Just now I’ve taken a quick look back at the writings of Jiddu Krishnamurti, and I can see immediately that his work is decidedly not for me. Wrong temperament, maybe even the wrong teaching, and something that clearly contributed to my sense of needing to battle against an internal enemy, whether it be called Ego or Thought.

In recent years I’ve come to respect my desire to arrive at my own conclusions and my reluctance to invest in anyone else’s point of view. But it was not always the case, and I feel it’s now time to let go of these authorities I discovered and appointed for myself.

Perhaps in a sweeping clean of my past willingness to believe, I can say that: only what speaks to me is of value to me. It doesn’t matter that a person is a saint or a sage or a seer; their inscrutable or obscure insights are their own and not mine, and it’s for me to test them and apply them, not take them on faith and try to force myself to fit.

Do I deserve to enjoy life?

At the heart of this is a question of whether I myself deserve to enjoy life, or whether I must instead change myself, become better, be transformed. Transformation is what I sought in the writings of these mystics. But no matter how hard I tried to change myself, all I found was more and more dissatisfaction with my life, my self, and the whole of reality.
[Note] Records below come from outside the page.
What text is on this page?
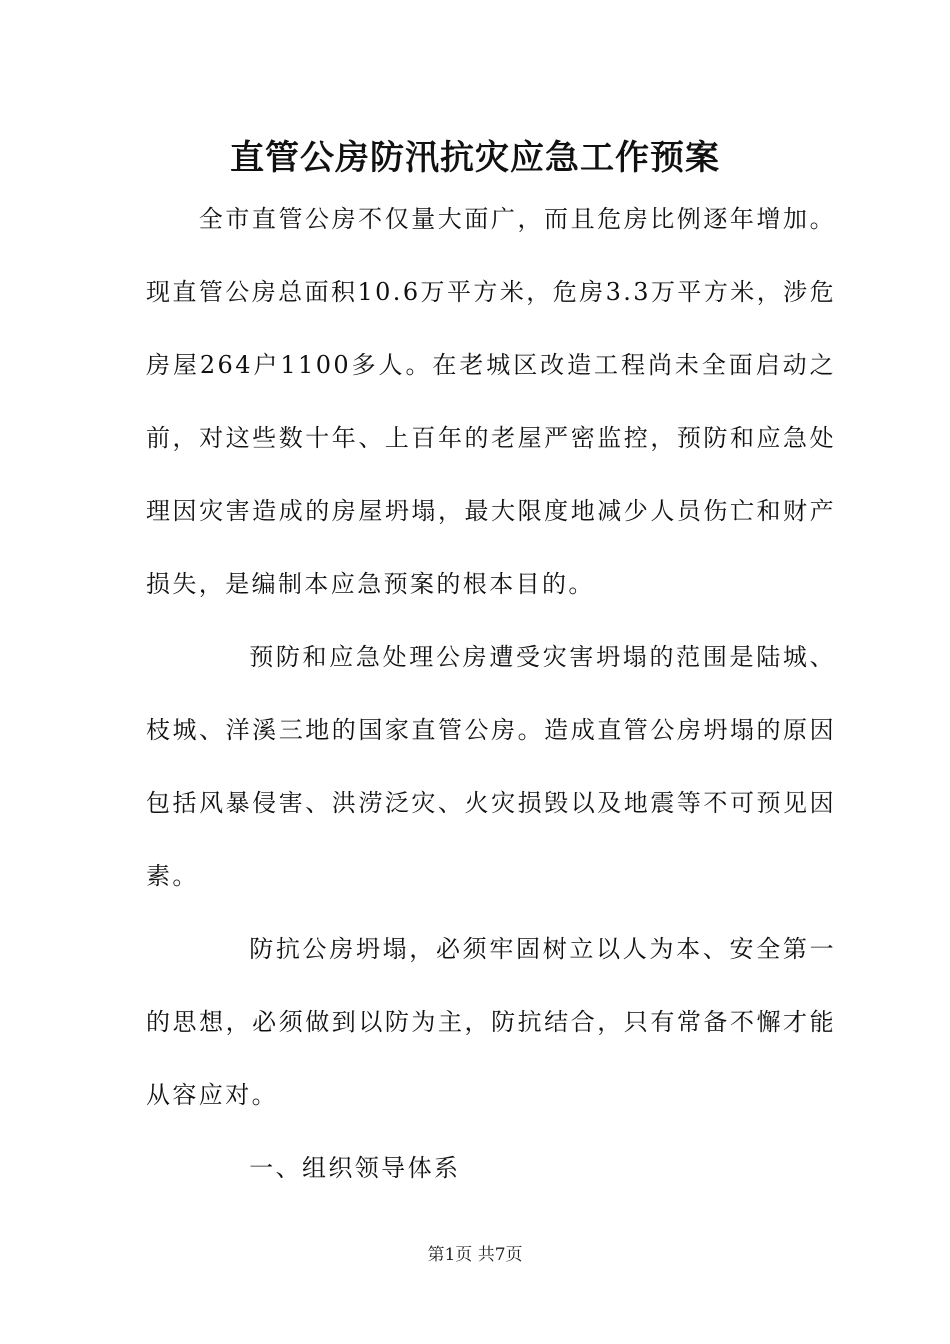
直管公房防汛抗灾应急工作预案

全市直管公房不仅量大面广，而且危房比例逐年增加。现直管公房总面积10.6万平方米，危房3.3万平方米，涉危房屋264户1100多人。在老城区改造工程尚未全面启动之前，对这些数十年、上百年的老屋严密监控，预防和应急处理因灾害造成的房屋坍塌，最大限度地减少人员伤亡和财产损失，是编制本应急预案的根本目的。

预防和应急处理公房遭受灾害坍塌的范围是陆城、枝城、洋溪三地的国家直管公房。造成直管公房坍塌的原因包括风暴侵害、洪涝泛灾、火灾损毁以及地震等不可预见因素。

防抗公房坍塌，必须牢固树立以人为本、安全第一的思想，必须做到以防为主，防抗结合，只有常备不懈才能从容应对。

一、组织领导体系

第1页 共7页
When I looked for answers I hoped those answers would show me the way out, out of unhappiness and suffering, out of the mundane world, out of my mundane self.

And in part that simply reflected the confusion and unhappiness of my early life, but it also reflected a sense that I wasn’t good enough as I was, did not deserve to enjoy life or be happy.

When I think about how we create our own reality through the filter of our thoughts and expectations and feelings, I can see how fitting it was that “enjoyment” looked crass and empty to me, and the things I would have truly enjoyed seemed too distant or ethereal or unachievable.

And my memories of feeling deeply insecure and unworthy when good things did happen completes the picture.

Because there were always good things there, I just didn’t think I deserved to have them, and feeling undeserving I sought to change myself to become worthy of the freedom, love and happiness I wanted.

That is why my prayers went unanswered – I was praying to not be me. Or I prayed to be rid of unwanted conditions, all the while clinging to the thoughts and feelings that exacerbated and created those conditions.

Feeling better is unconditional

Lately I’ve discovered that I do not need conditions to change in order for me to feel better.

That includes the internal conditions I have set such stock in: solving problems, finding answers, understanding, engaging with negative emotions, making progress.

I don’t need to do any of that to feel better, because feeling better is intrinsic to our nature. It is only the conditions we set upon it that keep us from naturally feeling better.

So when I ask whether I deserve to enjoy life, I think the question must be flawed, because feeling better is unconditional and enjoying life is something that flows naturally from feeling better.

If I can naturally feel better simply by not placing any conditions on it, then what is the relevance of desert? Why do I have to deserve to feel better, in addition to simply being able to feel better?

It’s actually exciting to know that enjoying life will flow naturally from feeling better, which in turn flows naturally from not placing conditions on it.

And feeling excited about life is a very good place to be!